Kalau kami bitjara tentang kebudajaan Indonesia, kami tidak ingat kepada melap-lap hasil kebudajaan lama sampai berkilat dan untuk dibanggakan, tetapi kami memikirkan suatu penghidupan kebudajaan baru jang sehat.
- Surat Kepercayaan Gelanggang (hal. xi)
Tiga Menguak Takdir adalah cita-cita dari ketiga penggagasnya: Chairil Anwar, Rivai Apin, dan Asrul Sani. Ide dasar atas terbitnya buku ini sudah ada di kepala mereka sejak satu setengah tahun sebelum mereka mendirikan 'Gelanggang'. Gelanggang sendiri adalah sebuah rubrik kebudayaan yang mengisi warta mingguan 'Siasat'. Tabloid Siasat mulanya diasuh oleh Chairil Anwar dan Ida Nasution. Kemudian, dilanjutkan oleh Rivai Apin, Asrul Sani, Siti Nuraini, dan terakhir oleh Ramadhan K.H.
Gelanggang bisa diartikan sebagai termpat berkumpulnya sastrawan Angkatan '45. Pada waktu itu, Chairil-Rivai-Asrul hendak menjadikan Gelanggang sebagai suatu kumpulan kesenian (Kunstkring). Tetapi, setelah melalui berbagai diskusi dan pertukaran pikiran, mereka menemukan bahwa belum ada suatu dasar yang menjiwai pertanggungjawaban atas takdir mereka yang berada dalam kumpulan itu. Mereka membutuhkan sebuah angkatan untuk menamai kelompok Gelanggang ini. Angkatan ini tidak saja harus ada, tapi juga harus mempunyai pandangan hidup, suatu tujuan takdir.
Pada dasarnya, baik Chairil Anwar, Rivai Apin, maupun Asrul Sani, menempuh jalan kesenian yang berbeda.
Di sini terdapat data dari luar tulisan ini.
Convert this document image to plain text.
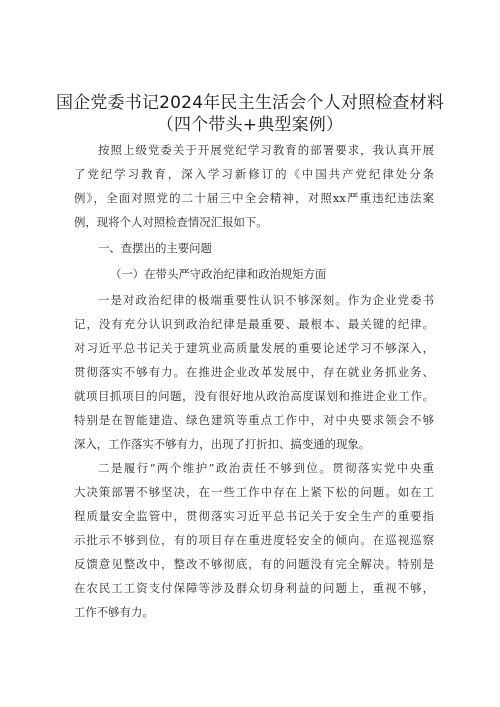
国企党委书记2024年民主生活会个人对照检查材料
（四个带头+典型案例）
按照上级党委关于开展党纪学习教育的部署要求，我认真开展
了党纪学习教育，深入学习新修订的《中国共产党纪律处分条
例》，全面对照党的二十届三中全会精神，对照xx严重违纪违法案
例，现将个人对照检查情况汇报如下。
一、查摆出的主要问题
（一）在带头严守政治纪律和政治规矩方面
一是对政治纪律的极端重要性认识不够深刻。作为企业党委书
记，没有充分认识到政治纪律是最重要、最根本、最关键的纪律。
对习近平总书记关于建筑业高质量发展的重要论述学习不够深入，
贯彻落实不够有力。在推进企业改革发展中，存在就业务抓业务、
就项目抓项目的问题，没有很好地从政治高度谋划和推进企业工作。
特别是在智能建造、绿色建筑等重点工作中，对中央要求领会不够
深入，工作落实不够有力，出现了打折扣、搞变通的现象。
二是履行“两个维护”政治责任不够到位。贯彻落实党中央重
大决策部署不够坚决，在一些工作中存在上紧下松的问题。如在工
程质量安全监管中，贯彻落实习近平总书记关于安全生产的重要指
示批示不够到位，有的项目存在重进度轻安全的倾向。在巡视巡察
反馈意见整改中，整改不够彻底，有的问题没有完全解决。特别是
在农民工工资支付保障等涉及群众切身利益的问题上，重视不够，
工作不够有力。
Mereka punya jalan masing-masing, yang melatarbelakangi penciptaan karya-karya mereka. Bersatunya mereka dalam Gelanggang tidak lantas membuat setiap dari mereka harus mengikuti haluan salah seorang lainnya. Melainkan, ketiganya telah berupaya untuk menempuh jalan konsensus dan saling menghargai masing-masing pribadi.
"Pendekatan ini tidak berarti menuruti salah satu garis atau garis dari salah seorang dari kami, tapi dalam saling menghargai segi-segi yang dihadapi masing-masing. Garis dasar yang satu, bagi kami apriori, tidak usah dipertengkarkan lagi." Demikian, Asrul Sani menulis.
Kumpulan puisi ini membawa kita menyelami pemikiran dan perasaan Chairil Anwar, Rivai Apin, dan Asrul Sani. Dengan segenap perbedaan, mereka bersatu demi mencapai cita-cita yang mereka sebut sebagai 'suatu tujuan takdir'. Lantas, 'takdir' seperti apa yang sebenarnya mereka perjuangkan?
Generasi Gelanggang yang selanjutnya dikenal dengan sebutan Angkatan '45 lahir dan berawal dari kecamuk dan kegetiran atas Perang Kemerdekaan. Kemenangan atas perang akan mengantarkan kemerdekaan. 'Surat Kepercayaan Gelanggang' pun menyuratkan bahwa revolusi di tanah air kami sendiri belum selesai.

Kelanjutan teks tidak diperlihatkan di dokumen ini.